Светло, синё, разнообразно… - [62]

Шрифт
Интервал

ЯГА. Ражговариваю как ражговариваю…

КСЮША. Но зуб-то болит?

ЯГА. Двести лет.

КСЮША. Вот ты и злишься двести лет, вместо того чтоб лечиться!

ЯГА. У меня зуб от злости болит.

КСЮША. Да не зуб от злости, а злость от зуба!

ЯГА (вне себя). Что она говорит… что она мелет… Все ты, Серый…не мог девчонку съесть по-человечески… Люди!!! Что же это? Двести лет злая как собака, сколько посуды перебила, сколько народу в лягушек произвела! И все из-за чего? Да я его сейчас сама. (Лезет клещами себе в рот.) Во! Клещи в дупло провалились… Девощка! Шапощка! Умоляю! Вылечи ты мне его как-нибудь! Ты же вон премудрая какая! Да и прекрасная, как я вижу! А я тебе за это – что хочешь!

КСЮША. И Василису отпустишь?

ЯГА. Отпущу!

КСЮША. И хулиганить перестанешь?

ЯГА. Само собой!

КСЮША. Ну хорошо. Отпускай Василису.

ЯГА. Пожалуйста! Сколько угодно! Василиса! А ну на все четыре стороны… стоп. Нет давай лучше так: сначала ты мне зуб вылечи, а потом я Василису отпущу. Все-таки двести лет злая была, а ты хочешь, чтоб за одну минуту подобрела…

КСЮША. Так. А у тебя ковер-самолет есть?

ЯГА. Нет.

КСЮША. А простой самолет?

ЯГА. Да зачем тебе?

КСЮША. В Африку надо! Твой зуб только Айболит вылечит, а он у Бармалея, в Африке. А мне еще к бабушке, не на обед, так хотя бы к ужину поспеть.

ЯГА. Ну, я тебе не аэропорт, нет у меня никаких самолетов. Вон метла.
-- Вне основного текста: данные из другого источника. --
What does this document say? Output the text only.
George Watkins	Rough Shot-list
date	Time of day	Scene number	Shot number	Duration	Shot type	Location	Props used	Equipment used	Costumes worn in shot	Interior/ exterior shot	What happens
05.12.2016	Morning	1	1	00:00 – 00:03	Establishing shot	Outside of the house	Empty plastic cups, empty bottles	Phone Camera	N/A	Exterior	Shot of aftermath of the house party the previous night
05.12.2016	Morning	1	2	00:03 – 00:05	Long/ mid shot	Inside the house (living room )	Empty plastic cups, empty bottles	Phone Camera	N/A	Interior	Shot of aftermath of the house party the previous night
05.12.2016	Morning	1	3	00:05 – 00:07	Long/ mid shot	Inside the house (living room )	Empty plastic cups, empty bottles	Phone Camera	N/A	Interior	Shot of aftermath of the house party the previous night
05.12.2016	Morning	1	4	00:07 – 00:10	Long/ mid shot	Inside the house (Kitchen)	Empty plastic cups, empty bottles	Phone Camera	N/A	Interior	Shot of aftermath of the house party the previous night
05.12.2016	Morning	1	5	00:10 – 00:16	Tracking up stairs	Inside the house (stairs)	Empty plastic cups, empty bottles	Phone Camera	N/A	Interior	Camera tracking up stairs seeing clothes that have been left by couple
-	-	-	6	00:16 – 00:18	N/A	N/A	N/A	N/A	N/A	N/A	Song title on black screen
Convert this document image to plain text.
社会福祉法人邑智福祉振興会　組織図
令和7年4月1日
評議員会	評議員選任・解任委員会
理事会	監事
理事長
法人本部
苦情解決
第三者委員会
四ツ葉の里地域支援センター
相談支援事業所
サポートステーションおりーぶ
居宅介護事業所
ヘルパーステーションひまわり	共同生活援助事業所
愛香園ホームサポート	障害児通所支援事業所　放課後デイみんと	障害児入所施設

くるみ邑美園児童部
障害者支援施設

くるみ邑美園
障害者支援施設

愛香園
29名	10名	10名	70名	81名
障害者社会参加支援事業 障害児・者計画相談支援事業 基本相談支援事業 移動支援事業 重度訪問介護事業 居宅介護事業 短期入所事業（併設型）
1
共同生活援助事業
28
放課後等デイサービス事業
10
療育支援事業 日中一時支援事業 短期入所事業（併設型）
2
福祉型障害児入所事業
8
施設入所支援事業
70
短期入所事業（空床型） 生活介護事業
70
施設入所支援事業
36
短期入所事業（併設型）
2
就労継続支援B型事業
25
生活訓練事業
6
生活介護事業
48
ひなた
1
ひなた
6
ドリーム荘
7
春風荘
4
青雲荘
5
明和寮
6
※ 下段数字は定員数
Да на ней только до опушки, старая совсем.

ВОЛК. Я довезу. Я мигом довезу! Я в лепешку расшибусь, но я тебе докажу. Ладно, Яга действительно больная. Правда, еще неизвестно, какая она будет хорошая! Но уж Бармалей!.. Хе-хе… Это Бармалей. Увидишь, какой он больной.

ЯГА. Да-а… Я шустрая, а есть, оказывается, и пошустрее. До обеда она в Африку, после Африки к бабушке на ужин – прямо не ребенок, а президент какой-нибудь. Ну, Серый, давай. Одна нога здесь, другая там. Да смотри у меня! Я, может, и добрая, но пока что я больная. Пошел!


Волк и Ксюша умчались.


Василисушка! Подруга… Вишь, что деется. Оказывается, добрая я, просто зуб болит. А от этого кто хошь озвереет. Ну ничего, потерплю, недолго уже. И тебе заодно тоже недолго. Давай вместе, что ль, терпеть.

ВАСИЛИСА. Ой, Яга Ногаевна, как хорошо вы говорите.

ЯГА. Да. Ну отпущу я тебя, да. Ну, там Ваня твой, глядишь, где-нибудь найдется, и что дальше? Давай, говори, заговаривай зуб, чтоб потише болел.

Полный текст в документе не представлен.